While the main event will be conducted in English, please see the French information page for your convenience. Bien que l’événement principal se déroule en anglais, veuillez consulter la page d’information en français pour votre commodité.
|What: Student research symposium |
When: Thursday June 25 – Saturday June 27, 2020
Where: Online – more details will be posted soon
Abstract due date: Extended to Monday May 11, 11:59pm PST
Cost: This is a free event for students! CANSEE and our partners will cover all necessary costs.
| 1. Advance and share student research in ecological economics and related fields|
2. Foster constructive dialogue among participants to examine tensions and assumptions in the sustainability discourse
3. Co-create defining themes for 13th biennial CANSEE conference
| The program is still in development.

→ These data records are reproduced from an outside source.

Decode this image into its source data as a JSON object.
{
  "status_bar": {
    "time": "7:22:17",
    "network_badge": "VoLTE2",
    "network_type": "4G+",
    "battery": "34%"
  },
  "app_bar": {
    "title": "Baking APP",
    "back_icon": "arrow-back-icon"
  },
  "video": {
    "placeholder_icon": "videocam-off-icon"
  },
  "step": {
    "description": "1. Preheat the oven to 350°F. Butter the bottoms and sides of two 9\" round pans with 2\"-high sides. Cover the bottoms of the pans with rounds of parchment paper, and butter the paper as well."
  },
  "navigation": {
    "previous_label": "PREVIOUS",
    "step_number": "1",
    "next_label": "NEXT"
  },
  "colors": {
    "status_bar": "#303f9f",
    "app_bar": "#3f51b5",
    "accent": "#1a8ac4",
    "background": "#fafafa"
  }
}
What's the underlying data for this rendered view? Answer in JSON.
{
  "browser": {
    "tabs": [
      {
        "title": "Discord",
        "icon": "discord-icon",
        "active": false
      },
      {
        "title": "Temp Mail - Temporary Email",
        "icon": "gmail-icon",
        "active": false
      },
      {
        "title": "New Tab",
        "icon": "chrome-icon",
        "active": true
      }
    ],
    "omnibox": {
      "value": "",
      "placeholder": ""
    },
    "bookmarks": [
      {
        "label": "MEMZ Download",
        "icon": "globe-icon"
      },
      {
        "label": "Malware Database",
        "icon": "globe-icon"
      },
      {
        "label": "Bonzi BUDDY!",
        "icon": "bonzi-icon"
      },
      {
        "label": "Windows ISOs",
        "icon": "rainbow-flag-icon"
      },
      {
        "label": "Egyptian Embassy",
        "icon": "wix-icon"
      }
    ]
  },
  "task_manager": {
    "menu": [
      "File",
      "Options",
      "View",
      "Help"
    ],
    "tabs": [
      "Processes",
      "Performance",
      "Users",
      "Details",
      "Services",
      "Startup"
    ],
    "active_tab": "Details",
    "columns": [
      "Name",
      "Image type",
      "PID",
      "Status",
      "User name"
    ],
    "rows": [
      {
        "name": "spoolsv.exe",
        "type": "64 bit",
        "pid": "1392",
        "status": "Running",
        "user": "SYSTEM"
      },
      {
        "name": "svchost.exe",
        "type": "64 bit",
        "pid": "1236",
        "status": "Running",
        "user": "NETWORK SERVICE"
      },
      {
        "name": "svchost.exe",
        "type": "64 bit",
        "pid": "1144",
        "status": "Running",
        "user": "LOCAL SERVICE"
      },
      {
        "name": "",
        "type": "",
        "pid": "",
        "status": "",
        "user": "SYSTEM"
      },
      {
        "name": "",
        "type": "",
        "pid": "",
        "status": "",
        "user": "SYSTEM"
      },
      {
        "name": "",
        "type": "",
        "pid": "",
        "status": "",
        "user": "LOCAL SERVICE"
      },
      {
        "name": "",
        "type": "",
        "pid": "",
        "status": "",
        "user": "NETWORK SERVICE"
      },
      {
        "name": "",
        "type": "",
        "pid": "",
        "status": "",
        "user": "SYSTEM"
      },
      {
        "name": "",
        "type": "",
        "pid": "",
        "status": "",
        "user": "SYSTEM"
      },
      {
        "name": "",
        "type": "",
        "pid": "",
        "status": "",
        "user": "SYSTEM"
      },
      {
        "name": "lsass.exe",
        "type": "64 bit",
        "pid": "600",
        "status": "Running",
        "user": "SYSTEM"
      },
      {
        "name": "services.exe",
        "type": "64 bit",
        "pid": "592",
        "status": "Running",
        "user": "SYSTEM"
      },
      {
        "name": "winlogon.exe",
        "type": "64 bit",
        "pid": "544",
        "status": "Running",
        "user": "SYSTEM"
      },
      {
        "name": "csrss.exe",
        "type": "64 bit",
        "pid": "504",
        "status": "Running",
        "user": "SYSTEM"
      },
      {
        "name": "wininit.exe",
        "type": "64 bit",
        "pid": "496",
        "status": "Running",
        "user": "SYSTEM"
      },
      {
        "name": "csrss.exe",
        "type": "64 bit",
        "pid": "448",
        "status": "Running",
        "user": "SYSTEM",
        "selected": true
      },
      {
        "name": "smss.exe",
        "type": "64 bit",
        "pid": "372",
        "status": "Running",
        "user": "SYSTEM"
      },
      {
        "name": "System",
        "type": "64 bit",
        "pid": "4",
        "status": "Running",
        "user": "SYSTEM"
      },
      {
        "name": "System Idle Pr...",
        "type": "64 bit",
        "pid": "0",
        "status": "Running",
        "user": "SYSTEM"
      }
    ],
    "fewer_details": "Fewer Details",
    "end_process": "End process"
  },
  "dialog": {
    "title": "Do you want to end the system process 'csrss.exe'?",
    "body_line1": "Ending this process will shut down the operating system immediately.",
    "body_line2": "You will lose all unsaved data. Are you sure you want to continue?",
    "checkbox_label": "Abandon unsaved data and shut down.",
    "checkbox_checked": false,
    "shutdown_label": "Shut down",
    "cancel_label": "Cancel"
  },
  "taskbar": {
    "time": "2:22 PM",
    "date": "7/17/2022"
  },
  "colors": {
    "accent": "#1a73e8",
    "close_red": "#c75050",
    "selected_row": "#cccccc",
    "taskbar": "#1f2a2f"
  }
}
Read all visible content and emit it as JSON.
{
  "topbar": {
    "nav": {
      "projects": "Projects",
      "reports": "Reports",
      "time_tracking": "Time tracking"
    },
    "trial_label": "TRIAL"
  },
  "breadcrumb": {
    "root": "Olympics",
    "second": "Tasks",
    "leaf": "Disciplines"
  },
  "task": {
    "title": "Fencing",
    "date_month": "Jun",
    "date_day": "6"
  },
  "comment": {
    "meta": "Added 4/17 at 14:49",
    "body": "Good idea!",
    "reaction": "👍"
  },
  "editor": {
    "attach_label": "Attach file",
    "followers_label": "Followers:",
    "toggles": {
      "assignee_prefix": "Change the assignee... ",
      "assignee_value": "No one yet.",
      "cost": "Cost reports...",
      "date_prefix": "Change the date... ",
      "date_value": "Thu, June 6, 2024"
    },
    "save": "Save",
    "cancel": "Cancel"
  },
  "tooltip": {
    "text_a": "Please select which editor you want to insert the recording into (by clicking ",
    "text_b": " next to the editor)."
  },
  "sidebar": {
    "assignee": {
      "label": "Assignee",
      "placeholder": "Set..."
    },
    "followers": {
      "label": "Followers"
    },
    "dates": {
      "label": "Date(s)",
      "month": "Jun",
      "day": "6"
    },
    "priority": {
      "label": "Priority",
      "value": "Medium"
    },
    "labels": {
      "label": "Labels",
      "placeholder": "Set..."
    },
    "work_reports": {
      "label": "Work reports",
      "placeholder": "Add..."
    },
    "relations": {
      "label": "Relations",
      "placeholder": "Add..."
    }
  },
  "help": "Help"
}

Following the 2018 symposium model, students will have 10 minutes to present their work followed by an additional 10 minutes for an assigned Discussant to provide tailored and constructive feedback. The remainder of the program will entail various interactive workshops for advancing student research and fostering collaborations among students and Discussants.|
Thursday June 25: Orientation, workshops and expert panel discussion
Friday June 26: Concurrent student presentations (30 students x 20min)
Saturday June 27: Team building workshops and theme integration
Up to thirty students will be accepted to participate in the 2020 Symposium. Students should be in the development stage of their graduate research (comprehensive exam or proposal stage) however all levels (undergraduate) are encouraged to apply. The organizing committee will conduct a double-blind review of all submitted abstracts to determine the 2020 Symposium class by the end of April. Participating students are expected to submit a written summary one month prior to the Symposium for Discussants to review in advance of the event.
Students are encouraged to align their work within one of five research streams:
- Materials accounting: A classic Ecological Economics research area including national and regional material and energy accounting, and policy approaches to environmental taxation such as payments for ecosystem services.
- Complex Systems Science: The very scientific and technical revolutions that have brought about modern civilization are intrinsically connected to the undermining of our planet’s biosphere. Assessing the spatial, temporal and ethical dimensions of a low-carbon economy, and the tensions within, will be vital.
- Feminist and Queer Ecologies: How might Ecological Economics contend with the disproportionate risk, responsibility and labour associated with a sustainability transition on marginalized groups such as women, children, Indigenous communities and migrants?
- Indigenous Ecological Economics: Indigenous economic theory is founded in an Indigenous worldview that considers relationships as primary and sees all elements of the biosphere as living agents. Indigenous Economics have much to contribute to a peaceful, prosperous and regenerative economy.
- Sustainable Enterprise: Innovating business models to adapt to environmental, societal and economic changes can enhance the financial stability of individual enterprises, minimize market disruption and increase community impact.